Jalur ini melibatkan Putri Campa (Putri Cina), yang melahirkan Raden Fatah, pendiri Kerajaan Islam Demak.
Kedua, melalui Maulana Malik Ibrahim dengan jalur keturunan yang melibatkan Kiai Temenggung Manco Negaro, Pangeran Sido Ing Pasarean, dan kemudian Pangeran Sido Ing Rajek.
Proklamasi sebagai Sultan: Setelah wafatnya Pangeran Sido Ing Rajek dan Pangeran Sido Ing Pasarean, Sultan Susuhunan Abdurrahman Khalifatul Mukminin Sayidul Iman, atau dikenal sebagai Kiai Muara Ogan pada masa remajanya, dinobatkan sebagai raja Palembang yang kesepuluh.
Pada saat itu, Palembang memproklamirkan diri sebagai "Palembang Darussalam," menjadi kerajaan merdeka terlepas dari protektorat Pajang maupun Mataram di Jawa.
Pendidikan dan Kiprah Keagamaan: Sebagai kerajaan yang berlandaskan Islam, pendidikan agama Islam sangat diperhatikan baik di kalangan istana maupun rakyat.
Kiai Masagus Abdul Hamid, yang menjadi guru dan ayah Sultan Susuhunan Abdurrahman, memberikan pengajaran agama Islam yang mendalam.
Sultan Susuhunan Abdurrahman Khalifatul Mukminin
Peran Sultan dalam Kemerdekaan: Setelah dinobatkan sebagai Sultan Susuhunan Abdurrahman Khalifatul Mukminin Sayidul Iman, beliau aktif memimpin Palembang dalam menghadapi masa-masa sulit, terutama setelah dihapusnya kesultanan oleh Belanda pada tahun 1823.
Sultan Abdurrahman memproklamirkan Palembang sebagai "Palembang Darussalam," sebuah tindakan berani untuk membebaskan diri dari protektorat Pajang maupun Mataram di Jawa.
Pendidikan Agama di Kerajaan Palembang: Sebagai raja yang berlandaskan Islam, Sultan Abdurrahman memberikan perhatian besar pada pendidikan agama Islam di kalangan istana maupun rakyat.
Beliau melanjutkan tradisi pendidikan Islam yang sudah diterapkan sebelumnya.
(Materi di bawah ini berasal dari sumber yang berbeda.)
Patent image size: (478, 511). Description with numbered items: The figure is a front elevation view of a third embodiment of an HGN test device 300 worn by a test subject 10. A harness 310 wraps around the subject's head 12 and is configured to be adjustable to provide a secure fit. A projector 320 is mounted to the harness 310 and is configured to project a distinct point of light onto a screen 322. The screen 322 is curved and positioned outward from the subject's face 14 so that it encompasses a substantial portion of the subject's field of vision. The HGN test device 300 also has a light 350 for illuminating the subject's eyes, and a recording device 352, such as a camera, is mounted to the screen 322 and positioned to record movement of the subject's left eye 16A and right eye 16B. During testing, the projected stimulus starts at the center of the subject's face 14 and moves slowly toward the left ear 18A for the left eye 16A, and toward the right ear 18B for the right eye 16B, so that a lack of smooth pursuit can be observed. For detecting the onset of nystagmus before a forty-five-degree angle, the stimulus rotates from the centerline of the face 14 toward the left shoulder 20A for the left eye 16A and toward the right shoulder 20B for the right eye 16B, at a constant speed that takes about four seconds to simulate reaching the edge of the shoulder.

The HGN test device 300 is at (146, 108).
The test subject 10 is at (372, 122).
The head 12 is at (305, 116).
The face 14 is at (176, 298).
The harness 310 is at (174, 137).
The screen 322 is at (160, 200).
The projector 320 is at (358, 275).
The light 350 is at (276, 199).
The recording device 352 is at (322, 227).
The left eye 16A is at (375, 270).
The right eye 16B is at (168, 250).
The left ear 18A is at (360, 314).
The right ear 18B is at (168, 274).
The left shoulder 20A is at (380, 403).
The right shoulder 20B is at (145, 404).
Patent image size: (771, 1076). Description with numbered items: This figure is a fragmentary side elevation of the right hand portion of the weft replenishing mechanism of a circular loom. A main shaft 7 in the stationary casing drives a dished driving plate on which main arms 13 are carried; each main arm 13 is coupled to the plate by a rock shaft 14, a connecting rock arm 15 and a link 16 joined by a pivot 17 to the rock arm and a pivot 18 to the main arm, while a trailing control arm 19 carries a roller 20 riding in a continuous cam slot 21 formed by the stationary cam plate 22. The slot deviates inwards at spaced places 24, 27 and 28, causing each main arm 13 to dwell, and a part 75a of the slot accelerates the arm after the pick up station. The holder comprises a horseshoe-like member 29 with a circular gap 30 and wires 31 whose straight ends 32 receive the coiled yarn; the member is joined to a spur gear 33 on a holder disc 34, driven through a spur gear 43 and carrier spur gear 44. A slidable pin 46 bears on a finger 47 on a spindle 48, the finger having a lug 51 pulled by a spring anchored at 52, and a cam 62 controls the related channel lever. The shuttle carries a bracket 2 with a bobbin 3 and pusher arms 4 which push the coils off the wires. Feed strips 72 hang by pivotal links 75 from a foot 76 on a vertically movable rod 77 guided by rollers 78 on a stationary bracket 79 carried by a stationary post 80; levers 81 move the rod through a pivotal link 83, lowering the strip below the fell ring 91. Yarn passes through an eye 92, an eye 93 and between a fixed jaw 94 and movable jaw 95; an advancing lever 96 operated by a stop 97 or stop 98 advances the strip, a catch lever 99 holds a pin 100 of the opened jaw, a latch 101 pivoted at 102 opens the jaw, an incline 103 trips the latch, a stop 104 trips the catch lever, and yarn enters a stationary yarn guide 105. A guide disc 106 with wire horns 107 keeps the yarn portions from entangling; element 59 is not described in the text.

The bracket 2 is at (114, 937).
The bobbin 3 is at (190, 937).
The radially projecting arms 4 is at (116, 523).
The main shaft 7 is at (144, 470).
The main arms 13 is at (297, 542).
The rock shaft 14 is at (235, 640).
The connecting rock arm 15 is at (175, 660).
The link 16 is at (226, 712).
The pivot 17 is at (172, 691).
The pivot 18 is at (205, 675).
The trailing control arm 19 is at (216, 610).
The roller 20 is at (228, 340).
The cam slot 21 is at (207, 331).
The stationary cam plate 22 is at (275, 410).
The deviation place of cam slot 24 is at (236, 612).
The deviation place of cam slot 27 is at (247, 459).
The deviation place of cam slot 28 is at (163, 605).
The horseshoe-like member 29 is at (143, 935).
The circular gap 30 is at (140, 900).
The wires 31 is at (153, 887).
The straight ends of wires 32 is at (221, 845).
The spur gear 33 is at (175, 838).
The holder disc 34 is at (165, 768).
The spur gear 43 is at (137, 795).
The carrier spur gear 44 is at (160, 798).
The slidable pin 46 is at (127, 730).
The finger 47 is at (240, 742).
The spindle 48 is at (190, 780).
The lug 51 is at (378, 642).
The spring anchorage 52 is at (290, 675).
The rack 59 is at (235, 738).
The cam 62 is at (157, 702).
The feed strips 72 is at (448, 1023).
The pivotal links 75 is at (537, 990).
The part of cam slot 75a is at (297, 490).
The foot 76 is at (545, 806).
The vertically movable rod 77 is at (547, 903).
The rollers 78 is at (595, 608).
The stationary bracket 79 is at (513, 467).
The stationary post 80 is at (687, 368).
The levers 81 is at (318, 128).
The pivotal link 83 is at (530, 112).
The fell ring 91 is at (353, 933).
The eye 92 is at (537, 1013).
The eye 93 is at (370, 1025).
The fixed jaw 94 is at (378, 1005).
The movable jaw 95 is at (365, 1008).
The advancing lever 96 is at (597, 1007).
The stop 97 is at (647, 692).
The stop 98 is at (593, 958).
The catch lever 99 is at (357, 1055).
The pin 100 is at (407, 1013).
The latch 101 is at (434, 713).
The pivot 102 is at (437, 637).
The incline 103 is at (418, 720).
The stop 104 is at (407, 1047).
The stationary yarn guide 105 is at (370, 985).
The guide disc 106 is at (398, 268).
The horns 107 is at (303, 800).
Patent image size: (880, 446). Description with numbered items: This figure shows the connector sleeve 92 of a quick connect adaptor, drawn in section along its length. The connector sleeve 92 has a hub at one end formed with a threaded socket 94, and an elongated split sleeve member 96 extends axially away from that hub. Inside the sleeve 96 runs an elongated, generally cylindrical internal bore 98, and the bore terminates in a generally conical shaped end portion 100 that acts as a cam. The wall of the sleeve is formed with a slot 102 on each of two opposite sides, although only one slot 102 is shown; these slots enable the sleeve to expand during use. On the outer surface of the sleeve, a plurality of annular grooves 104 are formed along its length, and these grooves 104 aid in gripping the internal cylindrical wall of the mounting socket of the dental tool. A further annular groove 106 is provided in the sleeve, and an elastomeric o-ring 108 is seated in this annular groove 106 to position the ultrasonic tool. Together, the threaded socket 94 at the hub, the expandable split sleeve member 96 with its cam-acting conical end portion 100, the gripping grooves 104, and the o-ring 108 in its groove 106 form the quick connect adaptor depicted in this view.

Kiai Masagus Abdul Hamid, ayah Sultan, merupakan sosok ulama yang berpengaruh dan berperan dalam mengajarkan ilmu agama kepada anak-anaknya.
Kiai Muara Ogan (Ki Marogan)
Pendidikan dan Tarekat Samaniyah: Kiai Muara Ogan, atau Masagus Haji Abdul Hamid, tumbuh dalam kondisi sulit setelah kesultanan Palembang dihapuskan oleh Belanda.
Kecerdasan dan ketekunan Kiai Muara Ogan membuatnya dikenal sebagai "tauke kayu" atau pengusaha kayu gelondongan.
Meskipun berkecukupan sebagai pengusaha, beliau tidak melupakan tuntutan ilmu agama.
Kiai Muara Ogan menekuni tarekat Samaniyah yang diajarkan oleh ayahnya, Masagus Haji Mahmud, yang belajar dari Syekh Muhammad Agib dan Syekh Abdus Shomad Al Falembani.